5. The concept of misandry as it ignores structural inequity that exist between men and women
Most people that actually understand what misandry is about know know full well that it doesn’t exist in the place of misogyny. It exists in conjunction with misogyny. They are both happening at the same time. Hatred and fear of women is misogyny. Hatred and fear of men is misandry. One does not negate the existence of the other.
6. Groups, meetings events or initiatives [that] negate the need to centre women’s voices in the struggle for gender equity.
How many times have we heard the line that equality is not a zero sum game? Well if its not a zero sum game then how exactly does the existence of male voices in the struggle for gender equality negate the need for women’s voices to be the center of that struggle?

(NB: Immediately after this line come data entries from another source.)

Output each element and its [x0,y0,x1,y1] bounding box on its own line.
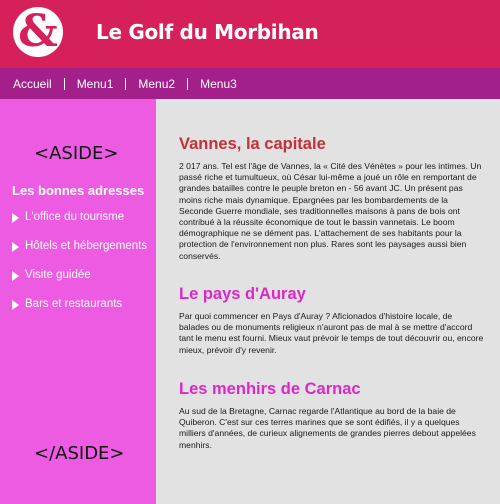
aside-link-label: L'office du tourisme [25,211,125,223]
triangle-bullet-icon [12,242,19,252]
ampersand-logo-icon: & [18,6,58,57]
article-title: Vannes, la capitale [179,135,326,153]
logo[interactable]: & [13,7,63,57]
article-text: 2 017 ans. Tel est l'âge de Vannes, la «… [179,161,482,261]
article-auray: Le pays d'Auray Par quoi commencer en Pa… [179,285,484,356]
aside-link-tourisme[interactable]: L'office du tourisme [12,211,147,240]
aside-link-visite[interactable]: Visite guidée [12,269,147,298]
article-title: Les menhirs de Carnac [179,380,361,398]
triangle-bullet-icon [12,300,19,310]
aside-sidebar: <ASIDE> Les bonnes adresses L'office du … [0,99,156,504]
aside-link-label: Visite guidée [25,269,91,281]
triangle-bullet-icon [12,271,19,281]
triangle-bullet-icon [12,213,19,223]
aside-link-label: Bars et restaurants [25,298,123,310]
nav-divider [125,77,127,90]
main-nav: Accueil Menu1 Menu2 Menu3 [0,68,500,99]
article-text: Par quoi commencer en Pays d'Auray ? Afi… [179,311,484,355]
aside-link-list: L'office du tourisme Hôtels et hébergeme… [12,211,147,327]
nav-divider [187,77,189,90]
article-vannes: Vannes, la capitale 2 017 ans. Tel est l… [179,135,484,262]
nav-item-menu3[interactable]: Menu3 [200,77,237,91]
aside-link-bars[interactable]: Bars et restaurants [12,298,147,327]
main-content: Vannes, la capitale 2 017 ans. Tel est l… [156,99,500,504]
aside-close-tag: </ASIDE> [34,443,125,464]
aside-open-tag: <ASIDE> [34,143,119,164]
site-header: & Le Golf du Morbihan [0,0,500,68]
nav-item-menu1[interactable]: Menu1 [77,77,114,91]
article-carnac: Les menhirs de Carnac Au sud de la Breta… [179,380,484,451]
nav-item-accueil[interactable]: Accueil [13,77,52,91]
aside-link-label: Hôtels et hébergements [25,240,148,252]
site-title: Le Golf du Morbihan [96,20,319,44]
article-text: Au sud de la Bretagne, Carnac regarde l'… [179,406,476,450]
nav-item-menu2[interactable]: Menu2 [138,77,175,91]
aside-heading: Les bonnes adresses [12,183,145,198]
nav-divider [63,77,65,90]
article-title: Le pays d'Auray [179,285,306,303]
aside-link-hotels[interactable]: Hôtels et hébergements [12,240,147,269]
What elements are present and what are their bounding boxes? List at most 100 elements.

The irony the situation is not lost on Santhosh, “The ironic thing is my voice is being silenced right now because I can’t even form a group without having to face this really back-handed deal that’s really attacking our group.”
Marwa Hamad, vice-president equity at the RSU commented, “I think it’s important to remember that when we’re talking about dismantling patriarchy, we’re talking about supporting men, we’re talking about supporting women [and] we’re talking about supporting the entire gender spectrum.”
How exactly does one simultaneously support men, while shutting out attempts at supporting men?
What do you think? Is there room for voices that are supportive of men and women? Or must support for one be pushed to the side for the sake of the other?
* – Just so we are on the same page here let me say quickly what I mean by that. What I’m talking about is the fear, hatred, and distrust of men. That’s it no more no less. There is no “…by women.”. It can come from men as well as women. There is no “…that happens in the place of misogyny.”. They are both happening at the same time. There is no “….that happens in the same ways that misogyny occurs.”. Even though they are both happening they are not exactly the same.
Fear, hatred, and distrust of men and women happens in different ways with different causes and effects. There is no reason, or point, to try to make one out that one does not exist or that one is only happening because of the other. They are both bad and they both hurting everyone.
Also, In case you are thinking that this group and its efforts are being headed up by MRAs and/or is related to the MRM it may be worth noting that, from what I can see from what reading about Santhosh and her group, that is not the case.